Women Headed South on a Wagon, 1865


2nd Lieutenant
Mar 6, 2010
Charlotte, NC
There must be an interesting story behind this brief letter from a Quartermaster in South Carolina to the Quartermaster General (from Georgia) in Richmond. Who were the women? Where headed? Escaping the coming fall of Richmond?
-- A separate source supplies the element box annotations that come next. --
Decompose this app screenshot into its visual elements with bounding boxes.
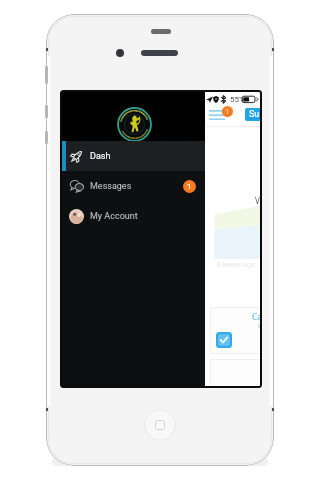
staticText: 55% bbox=[230, 95, 245, 104]
staticText: Dash bbox=[90, 151, 111, 162]
button[interactable] bbox=[210, 307, 260, 354]
button[interactable]: Su bbox=[245, 108, 260, 121]
staticText: 1 bbox=[187, 182, 192, 191]
staticText: v bbox=[258, 321, 260, 331]
staticText: Su bbox=[249, 109, 260, 120]
button[interactable]: Dash bbox=[62, 141, 205, 171]
button[interactable]: Open navigation menu bbox=[209, 110, 225, 121]
button[interactable]: Home bbox=[144, 409, 176, 441]
button[interactable]: My Account bbox=[62, 201, 205, 231]
staticText: 1 bbox=[225, 107, 230, 116]
staticText: V bbox=[255, 195, 260, 206]
button[interactable] bbox=[210, 359, 260, 386]
button[interactable]: Completed bbox=[216, 332, 232, 348]
button[interactable]: Messages bbox=[62, 171, 205, 201]
staticText: Messages bbox=[90, 181, 132, 192]
staticText: Ca bbox=[252, 311, 260, 323]
staticText: My Account bbox=[90, 211, 138, 222]
staticText: 6 weeks ago bbox=[217, 260, 255, 269]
Blackstock{, S. C.} March 16, 1865
General A. R. Lawton {QM General}
I recd yours of the 9th yesterday at Chester. My wagons have not arrived but Capt. Strong kindly furnished the Ladies with a wagon from Chester to Newberry {both in S. C., a distance of about 45 miles south-west by road}. I thought that route best under all circumstances just now.
Yours Respt.
R. Ward A. Q. M.


1st Lieutenant
Forum Host
Nov 27, 2018
Chattanooga, Tennessee
I am sure of it. Mary Chestnut is a good reminder that the social elite were involved in the affairs of Government, and had to be removed for safety. Maybe a look into her diary could offer a possible theme.


2nd Lieutenant
Forum Host
Apr 18, 2019
A lot of anecdotes pop up in diaries and letters of officers extending courtesies to "ladies" during the War. It was part of the code of gentlemanly conduct that well educated men followed. It's important to note though that this code only extended to those whom the men identified as "ladies" - women of the upper class whose dress and manners and speech, among other signifiers, proclaimed them to be "gently bred." Similar courtesies were not extended to all women. Less educated or less notably cultured women often got harsher treatment. That included enslaved or formerly enslaved women.